BEIRUT TO BOSNIA: MUSLIMS & THE WEST PART 3 OF 3

Robert Fisk (born July 12, 1946 in Maidstone, Kent) is a British journalist and is currently a Middle East correspondent for the British newspaper The Independent. He was married to the American journalist Lara Marlowe. He lives in Beirut, Lebanon, where he has resided for over 25 years.

Described by the New York Times as "probably the most famous foreign correspondent in Britain", he has over thirty years of experience in international reporting, dating from 1970s Belfast and Portugal's 1974 Carnation Revolution, the 1975-1990 Lebanese Civil War, and encompassing the 1979 Iranian revolution, the 1980-1988 Iran-Iraq war, 1991 Persian Gulf War, and 2003 Invasion of Iraq.
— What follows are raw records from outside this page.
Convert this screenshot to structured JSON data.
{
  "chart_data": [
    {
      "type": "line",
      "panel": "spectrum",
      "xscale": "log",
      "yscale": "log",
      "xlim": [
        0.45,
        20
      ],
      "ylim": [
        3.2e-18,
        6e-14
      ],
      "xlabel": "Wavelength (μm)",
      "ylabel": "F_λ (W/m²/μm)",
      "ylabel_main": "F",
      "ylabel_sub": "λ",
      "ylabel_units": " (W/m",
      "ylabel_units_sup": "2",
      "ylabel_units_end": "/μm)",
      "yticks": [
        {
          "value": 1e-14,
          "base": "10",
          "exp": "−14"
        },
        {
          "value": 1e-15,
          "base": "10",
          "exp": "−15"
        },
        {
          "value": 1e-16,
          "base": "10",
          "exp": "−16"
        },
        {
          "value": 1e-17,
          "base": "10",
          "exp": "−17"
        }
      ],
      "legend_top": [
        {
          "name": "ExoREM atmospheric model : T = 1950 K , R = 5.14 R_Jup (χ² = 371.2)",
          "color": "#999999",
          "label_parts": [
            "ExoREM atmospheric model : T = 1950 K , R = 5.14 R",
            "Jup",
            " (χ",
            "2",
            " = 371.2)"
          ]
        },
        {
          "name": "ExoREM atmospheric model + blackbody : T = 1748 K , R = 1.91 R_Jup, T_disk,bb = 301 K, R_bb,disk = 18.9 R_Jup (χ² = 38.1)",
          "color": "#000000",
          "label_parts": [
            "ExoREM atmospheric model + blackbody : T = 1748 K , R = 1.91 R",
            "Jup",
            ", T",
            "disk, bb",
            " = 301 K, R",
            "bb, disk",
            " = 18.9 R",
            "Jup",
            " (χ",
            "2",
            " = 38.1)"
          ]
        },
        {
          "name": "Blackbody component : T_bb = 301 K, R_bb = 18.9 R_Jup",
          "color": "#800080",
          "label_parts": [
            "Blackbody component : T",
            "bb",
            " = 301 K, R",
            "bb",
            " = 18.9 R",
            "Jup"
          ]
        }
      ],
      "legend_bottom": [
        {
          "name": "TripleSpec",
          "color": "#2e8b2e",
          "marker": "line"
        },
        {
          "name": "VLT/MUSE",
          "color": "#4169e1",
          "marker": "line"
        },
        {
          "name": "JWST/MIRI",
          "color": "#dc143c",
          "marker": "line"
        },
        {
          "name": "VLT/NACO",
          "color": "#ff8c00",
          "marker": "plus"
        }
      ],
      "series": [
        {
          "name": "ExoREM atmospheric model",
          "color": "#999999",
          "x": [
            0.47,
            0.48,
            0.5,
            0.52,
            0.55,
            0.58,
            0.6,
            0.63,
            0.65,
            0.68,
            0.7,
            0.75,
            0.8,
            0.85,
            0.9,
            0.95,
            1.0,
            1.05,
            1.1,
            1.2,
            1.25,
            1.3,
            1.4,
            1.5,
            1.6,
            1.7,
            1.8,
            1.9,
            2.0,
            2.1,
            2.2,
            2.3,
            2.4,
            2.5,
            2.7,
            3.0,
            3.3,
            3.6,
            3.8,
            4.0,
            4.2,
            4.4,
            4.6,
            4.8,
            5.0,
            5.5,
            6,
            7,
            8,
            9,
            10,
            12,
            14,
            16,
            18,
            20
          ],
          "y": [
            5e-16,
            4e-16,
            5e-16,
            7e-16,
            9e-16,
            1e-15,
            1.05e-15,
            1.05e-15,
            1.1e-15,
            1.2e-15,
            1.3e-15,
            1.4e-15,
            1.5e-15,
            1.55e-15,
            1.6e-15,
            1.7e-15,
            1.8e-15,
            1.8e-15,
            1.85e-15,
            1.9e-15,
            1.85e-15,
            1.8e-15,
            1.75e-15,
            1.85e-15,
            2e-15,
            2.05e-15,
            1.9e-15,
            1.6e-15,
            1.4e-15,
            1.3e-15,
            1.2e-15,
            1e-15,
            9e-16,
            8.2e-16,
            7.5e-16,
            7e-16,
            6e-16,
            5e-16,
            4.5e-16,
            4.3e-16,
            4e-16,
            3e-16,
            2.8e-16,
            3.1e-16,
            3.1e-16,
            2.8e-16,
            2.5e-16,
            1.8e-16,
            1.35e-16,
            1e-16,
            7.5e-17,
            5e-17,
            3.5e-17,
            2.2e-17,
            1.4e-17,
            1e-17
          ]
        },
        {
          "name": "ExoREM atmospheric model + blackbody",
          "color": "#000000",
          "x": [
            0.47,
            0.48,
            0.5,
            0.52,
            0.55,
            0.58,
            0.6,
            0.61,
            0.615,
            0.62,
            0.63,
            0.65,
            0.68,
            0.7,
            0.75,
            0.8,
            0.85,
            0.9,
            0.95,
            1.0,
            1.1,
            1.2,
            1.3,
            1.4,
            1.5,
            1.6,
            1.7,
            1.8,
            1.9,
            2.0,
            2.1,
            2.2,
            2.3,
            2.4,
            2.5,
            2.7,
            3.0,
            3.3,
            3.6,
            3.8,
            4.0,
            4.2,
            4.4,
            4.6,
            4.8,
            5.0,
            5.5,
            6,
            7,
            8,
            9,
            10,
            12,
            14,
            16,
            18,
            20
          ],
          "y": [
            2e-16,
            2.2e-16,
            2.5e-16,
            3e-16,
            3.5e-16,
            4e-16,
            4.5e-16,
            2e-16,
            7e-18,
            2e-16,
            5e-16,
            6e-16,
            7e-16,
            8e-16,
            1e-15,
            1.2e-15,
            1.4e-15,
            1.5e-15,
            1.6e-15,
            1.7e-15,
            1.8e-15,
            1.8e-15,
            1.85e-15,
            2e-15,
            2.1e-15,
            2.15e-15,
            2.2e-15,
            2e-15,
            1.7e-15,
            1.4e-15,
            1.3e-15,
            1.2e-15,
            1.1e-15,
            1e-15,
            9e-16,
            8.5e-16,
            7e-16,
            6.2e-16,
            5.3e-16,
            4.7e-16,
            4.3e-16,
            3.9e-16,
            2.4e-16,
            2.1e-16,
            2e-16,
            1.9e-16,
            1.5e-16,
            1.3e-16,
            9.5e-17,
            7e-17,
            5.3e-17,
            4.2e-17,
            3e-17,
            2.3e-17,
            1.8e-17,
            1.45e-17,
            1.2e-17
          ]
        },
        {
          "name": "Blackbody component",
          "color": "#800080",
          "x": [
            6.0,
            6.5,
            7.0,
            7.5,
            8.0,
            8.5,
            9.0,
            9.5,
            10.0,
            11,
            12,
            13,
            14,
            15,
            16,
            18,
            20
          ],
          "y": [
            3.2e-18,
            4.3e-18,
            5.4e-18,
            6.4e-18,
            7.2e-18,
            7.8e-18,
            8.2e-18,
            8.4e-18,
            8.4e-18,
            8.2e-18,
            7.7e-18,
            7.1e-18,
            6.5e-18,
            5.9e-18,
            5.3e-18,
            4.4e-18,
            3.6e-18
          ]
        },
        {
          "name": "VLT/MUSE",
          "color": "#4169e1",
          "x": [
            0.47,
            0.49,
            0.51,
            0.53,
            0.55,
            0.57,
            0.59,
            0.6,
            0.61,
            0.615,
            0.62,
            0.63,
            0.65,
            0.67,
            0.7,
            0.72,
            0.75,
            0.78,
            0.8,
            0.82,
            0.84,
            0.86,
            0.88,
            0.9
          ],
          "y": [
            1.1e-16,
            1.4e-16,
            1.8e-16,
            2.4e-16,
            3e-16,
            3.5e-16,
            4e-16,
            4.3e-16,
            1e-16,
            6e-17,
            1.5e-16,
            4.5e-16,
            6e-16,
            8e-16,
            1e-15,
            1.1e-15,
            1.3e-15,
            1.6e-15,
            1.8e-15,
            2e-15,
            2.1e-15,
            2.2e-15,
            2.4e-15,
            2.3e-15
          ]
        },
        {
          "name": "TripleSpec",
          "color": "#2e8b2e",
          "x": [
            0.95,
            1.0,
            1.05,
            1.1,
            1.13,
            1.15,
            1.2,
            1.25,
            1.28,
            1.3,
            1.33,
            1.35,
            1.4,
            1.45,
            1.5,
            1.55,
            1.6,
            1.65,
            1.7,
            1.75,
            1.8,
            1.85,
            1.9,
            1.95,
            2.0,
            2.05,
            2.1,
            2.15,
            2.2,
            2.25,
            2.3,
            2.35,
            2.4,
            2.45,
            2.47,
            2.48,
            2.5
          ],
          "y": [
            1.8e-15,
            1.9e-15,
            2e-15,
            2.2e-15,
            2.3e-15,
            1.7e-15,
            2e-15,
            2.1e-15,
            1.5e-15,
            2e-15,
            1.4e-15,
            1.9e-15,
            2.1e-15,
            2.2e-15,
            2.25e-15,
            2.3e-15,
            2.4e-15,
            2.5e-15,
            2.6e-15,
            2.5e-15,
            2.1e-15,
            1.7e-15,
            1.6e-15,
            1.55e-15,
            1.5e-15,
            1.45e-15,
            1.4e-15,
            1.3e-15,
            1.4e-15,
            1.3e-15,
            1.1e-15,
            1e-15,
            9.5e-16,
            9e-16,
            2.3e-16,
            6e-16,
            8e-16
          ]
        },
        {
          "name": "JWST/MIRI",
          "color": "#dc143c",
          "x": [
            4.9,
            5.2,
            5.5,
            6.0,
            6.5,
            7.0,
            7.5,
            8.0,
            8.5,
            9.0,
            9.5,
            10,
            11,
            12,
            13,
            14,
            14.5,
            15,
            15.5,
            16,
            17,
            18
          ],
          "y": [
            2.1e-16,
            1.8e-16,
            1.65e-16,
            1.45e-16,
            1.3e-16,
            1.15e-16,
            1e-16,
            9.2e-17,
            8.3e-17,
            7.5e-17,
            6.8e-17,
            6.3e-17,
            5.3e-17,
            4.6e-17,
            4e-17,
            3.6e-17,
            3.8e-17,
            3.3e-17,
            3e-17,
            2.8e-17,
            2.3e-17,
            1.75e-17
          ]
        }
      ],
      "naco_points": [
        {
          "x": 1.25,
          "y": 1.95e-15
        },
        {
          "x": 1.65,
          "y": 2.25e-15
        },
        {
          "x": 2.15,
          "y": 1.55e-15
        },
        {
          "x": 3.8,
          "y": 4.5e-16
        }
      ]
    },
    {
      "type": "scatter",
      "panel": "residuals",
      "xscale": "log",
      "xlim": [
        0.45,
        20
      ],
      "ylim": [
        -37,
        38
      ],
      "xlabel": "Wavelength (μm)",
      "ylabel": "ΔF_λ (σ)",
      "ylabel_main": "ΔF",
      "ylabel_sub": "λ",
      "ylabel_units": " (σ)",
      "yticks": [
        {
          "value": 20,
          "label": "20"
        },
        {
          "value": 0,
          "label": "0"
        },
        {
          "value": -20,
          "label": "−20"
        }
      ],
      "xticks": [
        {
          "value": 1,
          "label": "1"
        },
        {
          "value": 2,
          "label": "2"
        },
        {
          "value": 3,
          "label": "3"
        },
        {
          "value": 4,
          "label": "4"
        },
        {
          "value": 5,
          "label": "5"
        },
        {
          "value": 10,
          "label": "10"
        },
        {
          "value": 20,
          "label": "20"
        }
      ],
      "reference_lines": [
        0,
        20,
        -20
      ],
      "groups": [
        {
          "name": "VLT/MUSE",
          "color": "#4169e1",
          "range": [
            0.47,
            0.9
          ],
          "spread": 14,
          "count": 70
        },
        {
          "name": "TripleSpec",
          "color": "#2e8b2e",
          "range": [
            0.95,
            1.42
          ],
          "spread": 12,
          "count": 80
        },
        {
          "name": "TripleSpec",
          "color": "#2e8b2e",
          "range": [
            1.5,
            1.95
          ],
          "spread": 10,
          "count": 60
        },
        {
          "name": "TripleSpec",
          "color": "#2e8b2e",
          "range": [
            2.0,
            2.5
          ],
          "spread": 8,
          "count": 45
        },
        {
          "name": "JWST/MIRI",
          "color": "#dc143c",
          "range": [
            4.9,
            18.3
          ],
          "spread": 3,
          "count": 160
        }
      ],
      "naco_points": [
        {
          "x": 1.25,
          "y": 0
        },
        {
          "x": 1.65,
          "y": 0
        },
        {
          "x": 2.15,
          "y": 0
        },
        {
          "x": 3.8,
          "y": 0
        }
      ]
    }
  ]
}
He is the world's most-decorated foreign correspondent, having received numerous awards including the British Press Awards' International Journalist of the Year award seven times. Fisk speaks good vernacular Arabic, and is one of the few Western journalists to have interviewed Osama bin Laden (three times between 1994 and 1997).

Fisk's reporting—and his bestselling books, based on his field notes and recordings— offer strong criticisms of Middle Eastern governments as well as what he perceives as hypocrisy in British and United States government foreign policy.

His view of journalism is that it must "challenge authority — all authority — especially so when governments and politicians take us to war", and he quotes with approval the Israeli journalist Amira Hass: "There is a misconception that journalists can be objective ... What journalism is really about is to monitor power and the centres of power."